The latest figures for the recycling of used cars in Austria are gratifying and yet alarming at the same time. First the hard facts: In 2016, a total of 48,700 end-of-life vehicles were recycled by the recycling companies in Austria. The Müller-Guttenbrunn Group (MGG) again achieved outstanding utilization rates. The target values set by the EU were clearly exceeded. Thus, 87.2 percent of the material was recycled as secondary raw material. A further 10.2 percent of the input material was recovered as energy. The Müller-Guttenbrunn Group can thus report a recovery rate of almost 97 per cent overall – an absolute peak value.
For the Müller-Guttenbrunn Group these figures testify the fact that a good job is being done. “We are investing a lot of money and energy to continually improve our recycling processes. When you see these figures, you can see that it’s really worth it,” says CEO Christian Müller-Guttenbrunn. The MGG’s company Metran is particularly strong in post-shredder technologies and has become a specialist in the recovery of numerous non-ferrous metals and also treats shredder residues from many third parties.
The other truth
So far the good news, as this good news is only half of the truth. Last year a total of 255,400 cars were de-registered in Austria alone. If one deducts the 48,700 End-of-Life Vehicles that are shredded in Austria, the whereabouts of the huge number of 206,000 de-registered cars remains unknown. Only an incredibly small percentage of 19% of the end-of-life vehicles are ending up in Austrian shredders. And unfortunately, the experience shows that many of these End-of-Life Vehicles (ELVs) are illegally exported abroad, where they eventually often end up on landfills, where they can do environmental harm. Austria is thus losing valuable resources.

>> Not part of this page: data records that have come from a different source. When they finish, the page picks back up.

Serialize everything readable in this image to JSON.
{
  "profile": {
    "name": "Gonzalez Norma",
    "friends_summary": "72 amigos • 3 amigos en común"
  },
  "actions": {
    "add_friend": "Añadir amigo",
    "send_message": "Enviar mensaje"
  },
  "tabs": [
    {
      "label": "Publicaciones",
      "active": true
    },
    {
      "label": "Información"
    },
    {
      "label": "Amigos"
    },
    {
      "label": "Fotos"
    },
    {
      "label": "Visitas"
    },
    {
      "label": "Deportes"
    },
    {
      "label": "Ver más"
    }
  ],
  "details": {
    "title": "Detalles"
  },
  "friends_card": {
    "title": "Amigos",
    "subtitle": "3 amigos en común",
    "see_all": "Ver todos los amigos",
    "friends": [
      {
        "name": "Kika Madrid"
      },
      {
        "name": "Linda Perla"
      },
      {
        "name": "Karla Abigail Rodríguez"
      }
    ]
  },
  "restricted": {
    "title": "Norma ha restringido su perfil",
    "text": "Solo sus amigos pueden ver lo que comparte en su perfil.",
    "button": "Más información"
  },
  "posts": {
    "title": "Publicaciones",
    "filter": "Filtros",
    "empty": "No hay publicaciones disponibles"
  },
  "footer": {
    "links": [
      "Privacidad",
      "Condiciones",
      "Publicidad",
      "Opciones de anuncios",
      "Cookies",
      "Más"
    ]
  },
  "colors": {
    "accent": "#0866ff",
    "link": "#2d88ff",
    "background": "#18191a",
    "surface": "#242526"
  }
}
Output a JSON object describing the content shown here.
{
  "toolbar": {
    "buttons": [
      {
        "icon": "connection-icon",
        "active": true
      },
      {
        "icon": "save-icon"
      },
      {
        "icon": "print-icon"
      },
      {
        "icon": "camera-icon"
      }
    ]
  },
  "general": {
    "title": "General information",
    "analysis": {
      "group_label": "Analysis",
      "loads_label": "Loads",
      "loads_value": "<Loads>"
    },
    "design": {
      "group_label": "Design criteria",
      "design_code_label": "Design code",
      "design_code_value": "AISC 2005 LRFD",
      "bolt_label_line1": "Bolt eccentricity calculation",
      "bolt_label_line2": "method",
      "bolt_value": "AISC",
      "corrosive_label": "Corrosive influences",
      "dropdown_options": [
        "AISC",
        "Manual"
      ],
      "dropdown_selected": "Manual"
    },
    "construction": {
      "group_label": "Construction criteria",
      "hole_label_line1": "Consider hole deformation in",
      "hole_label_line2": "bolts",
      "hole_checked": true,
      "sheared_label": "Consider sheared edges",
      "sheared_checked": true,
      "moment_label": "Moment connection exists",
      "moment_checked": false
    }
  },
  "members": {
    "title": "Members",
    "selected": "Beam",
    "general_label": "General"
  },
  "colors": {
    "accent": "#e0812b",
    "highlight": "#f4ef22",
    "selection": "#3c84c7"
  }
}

This is, of course, is also known at Müller-Guttenbrunn, where – in view of this worrying fact – the own recovery rates are relativized. “Looking at the low numbers of recycled ELV’s in Austria, our overall recovery rate would shrink to a meagre 18.4 percent,” explains Christian Müller-Guttenbrunn, underlining once again that how important it is to stop this illegal outflow of End-of-Life Vehicles (see also article).
In conflict with the law
The consumers at large need to be made conscious of these facts. Many people are for instance not aware of the fact that one gets into conflict with the law if a de-registered old vehicle, that cannot be inspected anymore successfully, is sold with the purpose of being exported. Such an End-of-Life vehicle is regarded as a hazardous waste; the export such ELV’s is illegal and can result in high fines, also for the seller.
Exciting Facts on the Recycling of End-of-Life Vehicles:
- In Europe, the fate of 4 Million End-of-Life Vehicles (ELV’s) annually is unknown.
- Upon delivery, 32.35 kilograms of components are missing from an End-of-Life Vehicle. Many of these components are re-used in the form of spare parts in other vehicles.
- 181 kilograms of material are taken from an end-of-life vehicle prior to the shredding operation.
The range extends from the tires to the catalytic converter and from oil to the batteries. 169 kilograms is recycled and 11.5 kilograms is thermally recovered for the energy.
- 521 kilograms of iron or shredder scrap are recovered on average from an ELV.
- 40 kilograms of non-ferrous metals can be recycled from an End-of-Life Vehicle and increasing.